I remember nearly crapping my pants the first time I saw SNES Pilotwings, SNES Axelay Dead or Alive on I think Dreamcast, and the original Ridge Racer arcade game.
1986 brought us a digitized photo of Samantha Fox in Samantha Fox Strip Poker.
Link to page about the game unparsed because of a grainy b/w newspaper photo of Ms. Fox’s boobies.
The 1983 arcade game M.A.C.H. 3 used a laser disc with actual video footage. The planes were computer graphics but the aerial ground images and canyon landscapes were real video.
Pit Fighter is a digitised video beat-'em-up that predates Mortal Kombat.
Having been heavily involved in video arcade gaming at the time, I do believe the winner is Dragon’s Lair, ca 1983, although Mach 3 came out in the same year. The difference is that Dragon’s Lair actually used animation (albeit hand-drawn cels), while Mach 3 used actual video footage, so I don’t know if it qualifies.

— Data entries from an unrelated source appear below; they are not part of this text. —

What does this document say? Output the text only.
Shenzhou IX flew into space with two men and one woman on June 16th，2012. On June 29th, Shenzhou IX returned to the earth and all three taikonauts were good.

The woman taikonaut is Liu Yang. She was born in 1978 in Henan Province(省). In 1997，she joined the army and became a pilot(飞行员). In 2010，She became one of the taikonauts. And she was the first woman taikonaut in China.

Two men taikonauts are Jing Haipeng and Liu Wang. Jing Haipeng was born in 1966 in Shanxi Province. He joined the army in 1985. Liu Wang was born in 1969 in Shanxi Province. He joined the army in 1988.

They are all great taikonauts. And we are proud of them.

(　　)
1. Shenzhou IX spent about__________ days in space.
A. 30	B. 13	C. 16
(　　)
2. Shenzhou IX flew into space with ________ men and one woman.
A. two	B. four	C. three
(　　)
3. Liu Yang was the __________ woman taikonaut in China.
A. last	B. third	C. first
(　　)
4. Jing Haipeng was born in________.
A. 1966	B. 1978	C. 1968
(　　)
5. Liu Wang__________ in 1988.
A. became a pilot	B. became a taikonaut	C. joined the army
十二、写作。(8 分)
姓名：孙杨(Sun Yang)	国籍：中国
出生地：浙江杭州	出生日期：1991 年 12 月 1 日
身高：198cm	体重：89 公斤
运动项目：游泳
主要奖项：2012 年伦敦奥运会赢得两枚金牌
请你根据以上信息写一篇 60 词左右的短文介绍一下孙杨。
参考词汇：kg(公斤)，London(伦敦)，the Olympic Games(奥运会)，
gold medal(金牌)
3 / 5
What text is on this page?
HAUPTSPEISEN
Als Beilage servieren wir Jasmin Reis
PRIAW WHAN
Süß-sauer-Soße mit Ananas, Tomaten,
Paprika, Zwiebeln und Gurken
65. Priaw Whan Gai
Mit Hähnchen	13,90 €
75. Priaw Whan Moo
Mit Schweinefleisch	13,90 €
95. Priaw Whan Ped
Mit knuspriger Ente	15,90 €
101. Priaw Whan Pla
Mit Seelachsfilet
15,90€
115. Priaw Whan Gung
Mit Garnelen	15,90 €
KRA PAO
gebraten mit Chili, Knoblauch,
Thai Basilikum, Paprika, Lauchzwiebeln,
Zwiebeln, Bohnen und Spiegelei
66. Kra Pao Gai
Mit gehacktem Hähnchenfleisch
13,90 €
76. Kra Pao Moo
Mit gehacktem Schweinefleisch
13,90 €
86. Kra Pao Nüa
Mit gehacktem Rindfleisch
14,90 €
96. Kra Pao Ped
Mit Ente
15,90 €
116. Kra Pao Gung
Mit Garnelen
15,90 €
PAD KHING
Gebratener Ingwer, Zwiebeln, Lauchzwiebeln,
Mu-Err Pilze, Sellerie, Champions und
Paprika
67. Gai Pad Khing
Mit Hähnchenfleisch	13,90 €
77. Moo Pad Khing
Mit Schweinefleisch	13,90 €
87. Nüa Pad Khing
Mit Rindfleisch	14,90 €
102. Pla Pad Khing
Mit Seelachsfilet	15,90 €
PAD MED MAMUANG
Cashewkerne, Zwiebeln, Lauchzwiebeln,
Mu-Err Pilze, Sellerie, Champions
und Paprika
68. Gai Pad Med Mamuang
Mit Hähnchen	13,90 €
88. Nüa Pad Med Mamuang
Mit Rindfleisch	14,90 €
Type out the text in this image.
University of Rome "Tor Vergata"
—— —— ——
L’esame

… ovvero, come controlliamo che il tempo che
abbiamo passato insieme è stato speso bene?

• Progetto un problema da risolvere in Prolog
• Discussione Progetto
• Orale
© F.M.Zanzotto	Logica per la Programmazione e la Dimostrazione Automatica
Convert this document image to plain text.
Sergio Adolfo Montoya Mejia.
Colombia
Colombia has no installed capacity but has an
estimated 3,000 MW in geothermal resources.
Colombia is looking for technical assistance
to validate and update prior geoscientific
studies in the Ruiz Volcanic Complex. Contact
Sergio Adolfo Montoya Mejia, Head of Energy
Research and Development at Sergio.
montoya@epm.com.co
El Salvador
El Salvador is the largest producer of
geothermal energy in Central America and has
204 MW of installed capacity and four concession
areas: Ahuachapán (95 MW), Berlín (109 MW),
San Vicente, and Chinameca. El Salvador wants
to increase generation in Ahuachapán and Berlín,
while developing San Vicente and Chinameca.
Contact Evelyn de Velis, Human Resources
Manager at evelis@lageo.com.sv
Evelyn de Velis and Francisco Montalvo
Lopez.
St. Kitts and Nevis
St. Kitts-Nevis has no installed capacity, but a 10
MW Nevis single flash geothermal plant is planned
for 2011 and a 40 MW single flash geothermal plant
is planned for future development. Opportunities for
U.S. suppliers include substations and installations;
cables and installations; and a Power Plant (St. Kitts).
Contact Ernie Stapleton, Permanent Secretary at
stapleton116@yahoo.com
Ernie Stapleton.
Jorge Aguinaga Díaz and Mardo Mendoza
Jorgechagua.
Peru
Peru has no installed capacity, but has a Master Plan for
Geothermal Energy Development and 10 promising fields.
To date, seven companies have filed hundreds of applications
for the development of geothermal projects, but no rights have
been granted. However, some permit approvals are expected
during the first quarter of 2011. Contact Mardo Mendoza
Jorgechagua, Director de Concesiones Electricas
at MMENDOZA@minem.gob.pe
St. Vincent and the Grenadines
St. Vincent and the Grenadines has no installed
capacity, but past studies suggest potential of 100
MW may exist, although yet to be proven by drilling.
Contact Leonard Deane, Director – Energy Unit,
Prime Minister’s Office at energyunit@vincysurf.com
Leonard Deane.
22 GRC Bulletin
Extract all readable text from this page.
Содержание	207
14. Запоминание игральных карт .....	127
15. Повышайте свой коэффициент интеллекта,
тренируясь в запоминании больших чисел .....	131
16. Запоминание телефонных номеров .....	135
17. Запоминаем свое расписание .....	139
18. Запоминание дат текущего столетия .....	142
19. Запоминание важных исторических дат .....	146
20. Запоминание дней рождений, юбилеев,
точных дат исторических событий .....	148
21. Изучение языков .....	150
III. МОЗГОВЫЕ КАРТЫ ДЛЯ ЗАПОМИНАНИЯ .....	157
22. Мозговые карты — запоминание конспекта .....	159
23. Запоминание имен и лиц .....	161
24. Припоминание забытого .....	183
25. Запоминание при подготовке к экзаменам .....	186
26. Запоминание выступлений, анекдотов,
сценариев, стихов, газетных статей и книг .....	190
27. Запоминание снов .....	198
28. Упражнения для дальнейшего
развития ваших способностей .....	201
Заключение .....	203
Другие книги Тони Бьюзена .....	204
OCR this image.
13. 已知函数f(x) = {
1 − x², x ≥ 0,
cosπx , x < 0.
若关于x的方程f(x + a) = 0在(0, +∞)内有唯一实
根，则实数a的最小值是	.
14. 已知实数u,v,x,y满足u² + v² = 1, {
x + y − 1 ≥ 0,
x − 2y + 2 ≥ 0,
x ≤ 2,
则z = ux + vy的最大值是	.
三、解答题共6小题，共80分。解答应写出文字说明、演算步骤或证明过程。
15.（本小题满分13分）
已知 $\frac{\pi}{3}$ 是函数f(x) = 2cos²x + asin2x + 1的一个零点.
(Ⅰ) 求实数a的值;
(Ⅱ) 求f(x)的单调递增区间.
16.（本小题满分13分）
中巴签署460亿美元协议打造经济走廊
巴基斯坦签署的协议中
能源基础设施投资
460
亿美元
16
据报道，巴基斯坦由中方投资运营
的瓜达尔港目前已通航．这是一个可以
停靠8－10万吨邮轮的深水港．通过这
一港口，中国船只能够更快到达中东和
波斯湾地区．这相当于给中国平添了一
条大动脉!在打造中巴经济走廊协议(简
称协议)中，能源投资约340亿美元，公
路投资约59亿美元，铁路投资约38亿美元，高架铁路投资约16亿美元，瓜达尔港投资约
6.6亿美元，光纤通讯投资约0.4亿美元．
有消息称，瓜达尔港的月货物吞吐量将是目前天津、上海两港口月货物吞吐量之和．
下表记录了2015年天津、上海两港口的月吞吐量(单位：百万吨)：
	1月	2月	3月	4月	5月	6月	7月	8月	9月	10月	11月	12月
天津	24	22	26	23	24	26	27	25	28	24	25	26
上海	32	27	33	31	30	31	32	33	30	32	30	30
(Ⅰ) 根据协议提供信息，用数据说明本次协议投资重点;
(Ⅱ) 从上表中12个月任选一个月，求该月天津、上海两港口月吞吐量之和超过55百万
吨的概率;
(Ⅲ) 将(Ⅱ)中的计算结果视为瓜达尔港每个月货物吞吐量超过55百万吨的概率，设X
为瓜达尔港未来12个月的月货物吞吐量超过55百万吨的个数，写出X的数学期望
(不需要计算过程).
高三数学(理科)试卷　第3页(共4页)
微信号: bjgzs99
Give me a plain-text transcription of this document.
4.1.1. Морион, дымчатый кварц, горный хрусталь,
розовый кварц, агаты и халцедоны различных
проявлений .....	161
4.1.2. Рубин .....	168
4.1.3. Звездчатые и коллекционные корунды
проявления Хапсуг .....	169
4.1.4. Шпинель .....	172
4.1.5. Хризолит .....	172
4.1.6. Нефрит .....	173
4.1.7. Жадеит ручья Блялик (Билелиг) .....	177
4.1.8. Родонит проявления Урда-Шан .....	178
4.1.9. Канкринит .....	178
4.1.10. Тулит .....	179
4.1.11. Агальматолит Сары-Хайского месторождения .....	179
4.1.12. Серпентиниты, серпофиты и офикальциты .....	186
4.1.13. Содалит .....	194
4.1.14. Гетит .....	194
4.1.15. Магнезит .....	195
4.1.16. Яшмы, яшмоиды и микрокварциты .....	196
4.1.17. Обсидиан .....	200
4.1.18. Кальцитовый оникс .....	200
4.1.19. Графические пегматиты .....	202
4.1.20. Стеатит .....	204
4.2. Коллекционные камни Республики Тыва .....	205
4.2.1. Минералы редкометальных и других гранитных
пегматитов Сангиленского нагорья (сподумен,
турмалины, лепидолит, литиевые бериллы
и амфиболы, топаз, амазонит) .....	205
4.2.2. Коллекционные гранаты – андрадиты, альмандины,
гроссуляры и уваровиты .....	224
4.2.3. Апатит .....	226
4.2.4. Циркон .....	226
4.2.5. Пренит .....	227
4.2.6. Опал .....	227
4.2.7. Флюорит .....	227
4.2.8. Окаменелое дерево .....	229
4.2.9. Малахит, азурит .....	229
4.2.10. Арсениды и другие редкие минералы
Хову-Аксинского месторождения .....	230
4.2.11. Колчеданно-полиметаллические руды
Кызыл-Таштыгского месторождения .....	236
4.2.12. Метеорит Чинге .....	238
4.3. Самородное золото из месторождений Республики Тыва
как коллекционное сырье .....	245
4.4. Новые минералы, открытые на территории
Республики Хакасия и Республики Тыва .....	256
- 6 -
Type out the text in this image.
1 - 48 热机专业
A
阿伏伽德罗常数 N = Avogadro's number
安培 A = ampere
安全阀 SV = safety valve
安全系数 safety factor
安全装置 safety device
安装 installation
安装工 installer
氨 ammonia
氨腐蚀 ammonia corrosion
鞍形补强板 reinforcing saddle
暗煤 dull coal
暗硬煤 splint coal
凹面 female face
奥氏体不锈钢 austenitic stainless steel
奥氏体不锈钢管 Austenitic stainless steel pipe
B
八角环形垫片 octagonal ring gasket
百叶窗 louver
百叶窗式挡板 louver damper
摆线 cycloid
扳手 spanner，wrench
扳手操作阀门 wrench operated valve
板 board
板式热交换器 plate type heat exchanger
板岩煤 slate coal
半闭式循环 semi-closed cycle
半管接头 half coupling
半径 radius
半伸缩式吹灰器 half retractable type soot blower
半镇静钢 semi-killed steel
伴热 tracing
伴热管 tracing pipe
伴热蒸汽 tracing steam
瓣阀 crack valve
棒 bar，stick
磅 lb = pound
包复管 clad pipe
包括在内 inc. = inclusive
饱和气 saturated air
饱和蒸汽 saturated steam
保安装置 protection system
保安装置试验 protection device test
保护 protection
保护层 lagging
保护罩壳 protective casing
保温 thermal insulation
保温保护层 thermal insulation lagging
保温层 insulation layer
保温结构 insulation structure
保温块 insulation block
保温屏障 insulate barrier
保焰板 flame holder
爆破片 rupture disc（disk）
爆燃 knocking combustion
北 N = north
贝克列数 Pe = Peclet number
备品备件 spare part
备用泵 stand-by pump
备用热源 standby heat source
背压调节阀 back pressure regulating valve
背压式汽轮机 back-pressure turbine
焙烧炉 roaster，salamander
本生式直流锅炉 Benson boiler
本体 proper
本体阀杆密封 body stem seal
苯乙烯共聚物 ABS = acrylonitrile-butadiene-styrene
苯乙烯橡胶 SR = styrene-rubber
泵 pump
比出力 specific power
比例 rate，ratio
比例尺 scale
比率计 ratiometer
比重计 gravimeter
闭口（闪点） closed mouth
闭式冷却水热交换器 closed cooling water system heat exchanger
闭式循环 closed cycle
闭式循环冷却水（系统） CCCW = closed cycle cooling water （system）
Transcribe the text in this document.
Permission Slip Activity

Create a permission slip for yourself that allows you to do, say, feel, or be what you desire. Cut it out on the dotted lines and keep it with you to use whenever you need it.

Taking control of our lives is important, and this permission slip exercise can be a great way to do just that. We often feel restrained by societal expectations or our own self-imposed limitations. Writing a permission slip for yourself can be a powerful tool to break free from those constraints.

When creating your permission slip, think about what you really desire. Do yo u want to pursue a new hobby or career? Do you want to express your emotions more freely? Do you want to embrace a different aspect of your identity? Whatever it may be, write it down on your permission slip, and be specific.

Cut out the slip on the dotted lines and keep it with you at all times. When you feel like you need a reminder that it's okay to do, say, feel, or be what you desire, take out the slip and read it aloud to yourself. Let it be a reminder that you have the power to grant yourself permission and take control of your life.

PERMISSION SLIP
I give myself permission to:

The first home video game that really broke the graphics barrier was probably Myst.
I dunno if they advertised it but I remember being blown away by the cutscene you got when you dunked in the NES game Double Dribble. I’m sure I’d laugh if I saw it now, but I remember thinking it looked like a completely real (though black and white) video of a guy dunking. That was sometime in the '80s.
I’d think that Dragon’s Lair, while being graphically pretty, definitely doesn’t qualify as “photo-realistic” as per the OP. There was another game that was out sometime around DL’s era called Time Traveler that featured holographic images and some sort of shooting game…it was something like a 3D shootout. That had 3D holograms of human actors.
Mad Dog McCree was a laser disc based shooting game that came out in the arcades in 1990 and later to the PC and 3DO.
MegaRace was another one that was billed as very realistic. Mainly because the course was pre-rendered so it was really just showing you a movie off a CD with a vehicle sprite that could move around:
Edit: 1994 it came out.
I remember that one; the ‘out-of-order’ signs were always amazingly realistic. :rolleyes:
The hologram thing was impressive, but they weren’t 3d - it was just a 2d image that was shown through a big fresnel lens to make your eyes perceive it as being suspended in mid air - but it was still a flat image (analogous in actual form to, say, flat card puppets).
In 1982, Intellivision put out this print ad for Star Strike, with the headline:
“Either this is their best space game ever or my living room is going 165 mph!”
Wow, thanks for posting this. I remember this game! My brother and I loved it!